Step 4: Apply a Thin, Thin Layer of Oil

This is the most common mistake people make, and it’s the root cause of sticky, patchy, or gummy seasoning. You need less oil than you think. Far less.

Put a small amount of your chosen oil — about half a teaspoon for a 25cm skillet — onto a clean cloth or folded piece of kitchen roll. Rub it all over the pan: inside, outside, the handle, the underside, everywhere. Now, critically, take a fresh dry cloth and wipe off as much of the oil as you possibly can. The pan should look almost dry — just barely shiny, with the faintest trace of oil. If you can see a thick, glistening coat of oil, you’ve used too much. Wipe more off.

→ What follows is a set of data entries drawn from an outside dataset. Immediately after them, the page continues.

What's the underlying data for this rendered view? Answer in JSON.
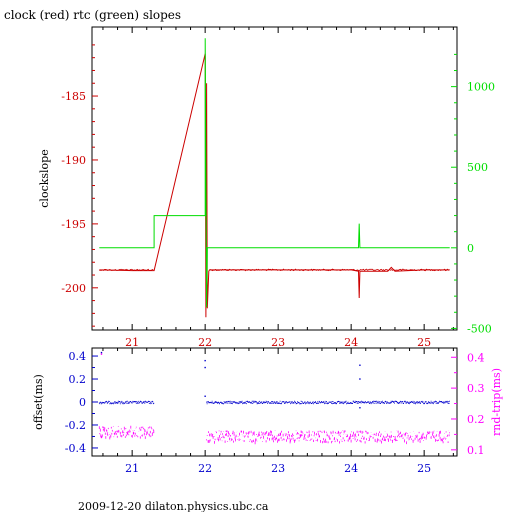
{
  "title": "clock (red) rtc (green) slopes",
  "footer": "2009-12-20  dilaton.physics.ubc.ca",
  "colors": {
    "red": "#cc0000",
    "green": "#00dd00",
    "blue": "#0000cc",
    "magenta": "#ff00ff",
    "frame": "#000000"
  },
  "chart_data": [
    {
      "type": "line",
      "ylabel": "clockslope",
      "ylabel_right": "",
      "xlim": [
        20.45,
        25.45
      ],
      "ylim_left": [
        -203.3,
        -179.6
      ],
      "ylim_right": [
        -510,
        1370
      ],
      "x_ticks": [
        "21",
        "22",
        "23",
        "24",
        "25"
      ],
      "y_ticks_left": [
        "-185",
        "-190",
        "-195",
        "-200"
      ],
      "y_ticks_right": [
        "1000",
        "500",
        "0",
        "-500"
      ],
      "series": [
        {
          "color": "red",
          "axis": "left",
          "x": [
            20.55,
            21.0,
            21.3,
            22.0,
            22.01,
            22.02,
            22.03,
            22.05,
            22.06,
            22.5,
            23.0,
            23.5,
            24.0,
            24.1,
            24.11,
            24.12,
            24.3,
            24.5,
            24.55,
            24.6,
            25.0,
            25.35
          ],
          "y": [
            -198.6,
            -198.65,
            -198.65,
            -181.7,
            -202.3,
            -184.0,
            -201.6,
            -198.7,
            -198.6,
            -198.6,
            -198.6,
            -198.6,
            -198.6,
            -198.7,
            -200.8,
            -198.7,
            -198.7,
            -198.7,
            -198.4,
            -198.7,
            -198.6,
            -198.6
          ]
        },
        {
          "color": "green",
          "axis": "right",
          "x": [
            20.55,
            21.3,
            21.3,
            22.0,
            22.0,
            22.02,
            22.03,
            24.1,
            24.11,
            24.12,
            25.35
          ],
          "y": [
            0,
            0,
            200,
            200,
            1300,
            -370,
            0,
            0,
            150,
            0,
            0
          ]
        }
      ]
    },
    {
      "type": "scatter",
      "ylabel": "offset(ms)",
      "ylabel_right": "rnd-trip(ms)",
      "xlim": [
        20.45,
        25.45
      ],
      "ylim_left": [
        -0.47,
        0.47
      ],
      "ylim_right": [
        0.08,
        0.43
      ],
      "x_ticks": [
        "21",
        "22",
        "23",
        "24",
        "25"
      ],
      "y_ticks_left": [
        "0.4",
        "0.2",
        "0",
        "-0.2",
        "-0.4"
      ],
      "y_ticks_right": [
        "0.4",
        "0.3",
        "0.2",
        "0.1"
      ],
      "series": [
        {
          "color": "blue",
          "axis": "left",
          "segments": [
            {
              "x_start": 20.55,
              "x_end": 21.3,
              "level": 0.0
            },
            {
              "x_start": 22.02,
              "x_end": 25.35,
              "level": 0.0
            }
          ],
          "outliers": [
            {
              "x": 20.58,
              "y": 0.43
            },
            {
              "x": 22.0,
              "y": 0.36
            },
            {
              "x": 22.0,
              "y": 0.3
            },
            {
              "x": 22.0,
              "y": 0.05
            },
            {
              "x": 24.12,
              "y": 0.32
            },
            {
              "x": 24.12,
              "y": 0.2
            },
            {
              "x": 24.12,
              "y": -0.05
            }
          ]
        },
        {
          "color": "magenta",
          "axis": "right",
          "segments": [
            {
              "x_start": 20.55,
              "x_end": 21.3,
              "level": 0.16
            },
            {
              "x_start": 22.02,
              "x_end": 25.35,
              "level": 0.145
            }
          ],
          "outliers": [
            {
              "x": 20.58,
              "y": 0.41
            }
          ]
        }
      ]
    }
  ]
}
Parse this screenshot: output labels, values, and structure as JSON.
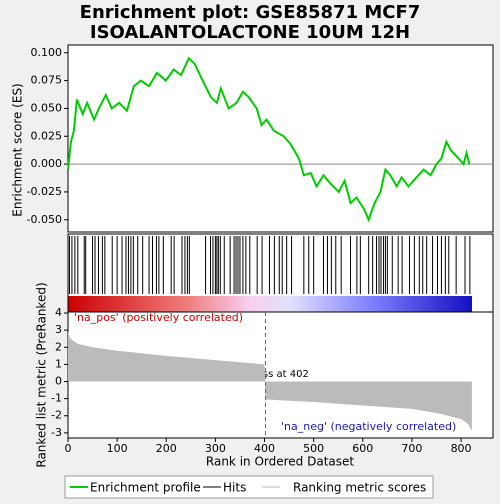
{
  "chart_data": [
    {
      "type": "line",
      "title": [
        "Enrichment plot: GSE85871 MCF7",
        "ISOALANTOLACTONE 10UM 12H"
      ],
      "ylabel": "Enrichment score (ES)",
      "color": "#00cc00",
      "xlim": [
        0,
        865
      ],
      "ylim": [
        -0.061,
        0.107
      ],
      "yticks": [
        {
          "value": 0.1,
          "label": "0.100"
        },
        {
          "value": 0.075,
          "label": "0.075"
        },
        {
          "value": 0.05,
          "label": "0.050"
        },
        {
          "value": 0.025,
          "label": "0.025"
        },
        {
          "value": 0,
          "label": "0.000"
        },
        {
          "value": -0.025,
          "label": "-0.025"
        },
        {
          "value": -0.05,
          "label": "-0.050"
        }
      ],
      "x": [
        0,
        6,
        12,
        18,
        30,
        39,
        53,
        63,
        77,
        89,
        104,
        120,
        134,
        148,
        165,
        181,
        199,
        215,
        230,
        246,
        258,
        274,
        291,
        303,
        311,
        327,
        343,
        356,
        368,
        384,
        394,
        404,
        419,
        439,
        453,
        470,
        480,
        494,
        506,
        520,
        535,
        551,
        563,
        575,
        587,
        602,
        612,
        624,
        636,
        646,
        656,
        669,
        679,
        693,
        709,
        724,
        738,
        750,
        760,
        770,
        780,
        795,
        805,
        811,
        817
      ],
      "values": [
        -0.005,
        0.02,
        0.03,
        0.058,
        0.045,
        0.055,
        0.04,
        0.05,
        0.062,
        0.05,
        0.055,
        0.048,
        0.07,
        0.075,
        0.07,
        0.082,
        0.075,
        0.085,
        0.08,
        0.095,
        0.09,
        0.075,
        0.06,
        0.055,
        0.068,
        0.05,
        0.055,
        0.065,
        0.06,
        0.05,
        0.035,
        0.04,
        0.03,
        0.025,
        0.018,
        0.005,
        -0.01,
        -0.008,
        -0.02,
        -0.01,
        -0.018,
        -0.025,
        -0.015,
        -0.035,
        -0.03,
        -0.04,
        -0.05,
        -0.035,
        -0.025,
        -0.005,
        -0.01,
        -0.02,
        -0.012,
        -0.02,
        -0.012,
        -0.005,
        -0.01,
        0,
        0.005,
        0.02,
        0.012,
        0.005,
        0,
        0.01,
        0
      ],
      "legend": [
        "Enrichment profile",
        "Hits",
        "Ranking metric scores"
      ]
    },
    {
      "type": "rug",
      "xlim": [
        0,
        865
      ],
      "x": [
        3,
        8,
        14,
        20,
        33,
        36,
        50,
        55,
        62,
        70,
        75,
        90,
        100,
        110,
        118,
        123,
        128,
        133,
        142,
        152,
        165,
        172,
        180,
        185,
        194,
        210,
        216,
        232,
        238,
        243,
        247,
        280,
        290,
        295,
        300,
        303,
        306,
        310,
        318,
        330,
        338,
        342,
        346,
        350,
        356,
        362,
        370,
        385,
        395,
        410,
        420,
        430,
        436,
        445,
        455,
        480,
        490,
        500,
        520,
        528,
        536,
        545,
        556,
        575,
        588,
        595,
        612,
        620,
        628,
        633,
        637,
        642,
        646,
        650,
        660,
        672,
        680,
        695,
        705,
        715,
        722,
        730,
        742,
        752,
        760,
        768,
        775,
        790,
        808,
        818
      ]
    },
    {
      "type": "area",
      "ylabel": "Ranked list metric (PreRanked)",
      "xlabel": "Rank in Ordered Dataset",
      "color": "#bbbbbb",
      "xlim": [
        0,
        865
      ],
      "ylim": [
        -3.3,
        4.06
      ],
      "yticks": [
        4,
        3,
        2,
        1,
        0,
        -1,
        -2,
        -3
      ],
      "xticks": [
        0,
        100,
        200,
        300,
        400,
        500,
        600,
        700,
        800
      ],
      "x": [
        0,
        5,
        20,
        50,
        100,
        200,
        300,
        400,
        402,
        500,
        600,
        700,
        760,
        800,
        815,
        822
      ],
      "values": [
        2.9,
        2.5,
        2.2,
        2.0,
        1.8,
        1.5,
        1.25,
        1.0,
        -1.05,
        -1.2,
        -1.4,
        -1.6,
        -1.9,
        -2.2,
        -2.5,
        -2.9
      ],
      "zero_cross": 402,
      "annotation": "Zero cross at 402",
      "pos_label": "'na_pos' (positively correlated)",
      "neg_label": "'na_neg' (negatively correlated)"
    }
  ]
}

Too thick a layer of oil will pool during baking and cure into a sticky, gummy surface that never quite dries properly. This is the most common complaint from people who say their cast iron seasoning “didn’t work.”

Step 5: Bake Upside Down

Place your pan upside down in the preheated oven, on the middle shelf. Baking it upside down prevents oil from pooling in the cooking surface and ensures an even coating. The baking tray below will catch any drips.

Leave it for one hour. Don’t open the oven repeatedly to check on it. Just leave it alone.

Moving Forward

Once you have the fundamentals in place, the possibilities open up considerably. The UK offers fantastic opportunities for anyone interested in this hobby, and with the right foundation you will be well placed to make the most of them.